Note: Once the court admit the will to probate, it should be accepted and respected by all. The probate of
the will constitutes res judicata as to the questions of validity and sufficiency of the execution of the will
in question.
3. Alaban v CA (GR No. 156021, September 23, 2005)
On May 30, 2001, the lower court allowed the probate of the will of the decedent and directed the issuance
of letters testamentary to Francisco. More than 4 months later, Alaban, et al. filed a motion for the
reopening of the probate proceedings. They also filed an opposition to the allowance of the will of the
decedent, as well as the issuance of letters testamentary to respondent, claiming that they are the intestate
heirs of the decedent.
Alaban claimed that the RTC did not acquire jurisdiction over the petition due to non-payment of the
correct docket fees, defective publication, and lack of notice to the other heirs. The RTC denied the
motion. Alaban filed a petition with an application for preliminary injunction with the CA. They claimed
that Francisco already entered into a compromise agreement with them after the death of the decedent and
that they learnt of the probate proceedings only in July of 2001, as a result of which they filed their motion
to reopen the proceedings and admit their opposition to the probate of the will only on 4 October 2001.
They argued that the RTC Decision should be annulled and set aside on the ground of extrinsic fraud and
lack of jurisdiction on the part of the RTC.
ISSUE: W/N Alaban, et al. became a party to the probate proceedings
HELD: YES.
Under the Rules of Court, any executor, devisee, or legatee named in a will, or any other person interested
in the estate may, at any time after the death of the testator, petition the court having jurisdiction to have
the will allowed. Notice of the time and place for proving the will must be published for three (3)
consecutive weeks, in a newspaper of general circulation in the province, as well as furnished to the
designated or other known heirs, legatees, and devisees of the testator. Thus, it has been held that a
proceeding for the probate of a will is one in rem, such that with the corresponding publication of the
petition the court's jurisdiction extends to all persons interested in said will or in the settlement of the
estate of the decedent.
Publication is notice to the whole world that the proceeding has for its object to bar indefinitely all who
might be minded to make an objection of any sort against the right sought to be established. It is the
publication of such notice that brings in the whole world as a party in the case and vests the court with
jurisdiction to hear and decide it. Thus, even though petitioners were not mentioned in the petition for
probate, they eventually became parties thereto as a consequence of the publication of the notice of
hearing.
NOTES:
1. As parties to the probate proceedings, Alaban, et al. could have validly availed of the remedies of motion for new trial or
reconsideration and petition for relief from judgment. For failure to make use without sufficient justification of the said
remedies available to them, petitioners could no longer resort to a petition for annulment of judgment; otherwise, they
would benefit from their own inaction or negligence.

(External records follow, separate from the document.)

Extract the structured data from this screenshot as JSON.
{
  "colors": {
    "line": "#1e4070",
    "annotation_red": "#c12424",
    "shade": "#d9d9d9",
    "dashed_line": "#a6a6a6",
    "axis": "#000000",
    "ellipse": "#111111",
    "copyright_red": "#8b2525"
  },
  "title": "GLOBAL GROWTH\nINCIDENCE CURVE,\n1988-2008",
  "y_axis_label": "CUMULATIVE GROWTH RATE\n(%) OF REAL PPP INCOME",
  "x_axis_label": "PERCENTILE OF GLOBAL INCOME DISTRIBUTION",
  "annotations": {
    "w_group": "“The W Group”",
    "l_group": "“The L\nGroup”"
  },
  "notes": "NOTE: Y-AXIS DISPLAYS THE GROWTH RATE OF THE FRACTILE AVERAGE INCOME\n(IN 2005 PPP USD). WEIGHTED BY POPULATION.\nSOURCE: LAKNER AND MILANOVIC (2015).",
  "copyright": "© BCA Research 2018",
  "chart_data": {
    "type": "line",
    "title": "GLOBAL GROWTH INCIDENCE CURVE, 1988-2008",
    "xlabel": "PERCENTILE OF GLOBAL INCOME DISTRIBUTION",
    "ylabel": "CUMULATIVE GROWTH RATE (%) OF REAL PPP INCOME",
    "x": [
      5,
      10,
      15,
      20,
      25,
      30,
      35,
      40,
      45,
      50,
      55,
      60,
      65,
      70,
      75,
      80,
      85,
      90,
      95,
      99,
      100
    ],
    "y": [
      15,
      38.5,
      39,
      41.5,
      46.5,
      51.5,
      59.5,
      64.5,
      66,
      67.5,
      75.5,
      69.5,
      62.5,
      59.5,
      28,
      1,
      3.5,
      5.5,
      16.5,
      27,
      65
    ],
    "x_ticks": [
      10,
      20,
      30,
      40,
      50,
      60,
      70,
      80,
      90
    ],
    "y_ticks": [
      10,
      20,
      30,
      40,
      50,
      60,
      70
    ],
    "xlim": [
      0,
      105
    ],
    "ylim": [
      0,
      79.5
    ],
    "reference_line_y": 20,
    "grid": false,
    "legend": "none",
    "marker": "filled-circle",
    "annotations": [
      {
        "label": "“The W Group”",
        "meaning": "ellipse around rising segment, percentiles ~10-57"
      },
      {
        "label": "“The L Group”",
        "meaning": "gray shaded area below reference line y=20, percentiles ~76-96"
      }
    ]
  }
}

2. Alaban, et al., as nephews and nieces of the decedent, are neither compulsory nor testate heirs who are entitled to be
notified of the probate proceedings under the Rules. Respondent had no legal obligation to mention petitioners in the
petition for probate, or to personally notify them of the same.
3. Assuming arguendo that Alaban, et al. are entitled to be so notified, the purported infirmity is cured by the publication of
the notice. After all, personal notice upon the heirs is a matter of procedural convenience and not a jurisdictional requisite.
4. The non-inclusion of Alaban, et al.’s names in the petition and the alleged failure to personally notify them of the
proceedings do not constitute extrinsic fraud. Petitioners were not denied their day in court, as they were not prevented
from participating in the proceedings and presenting their case before the probate court.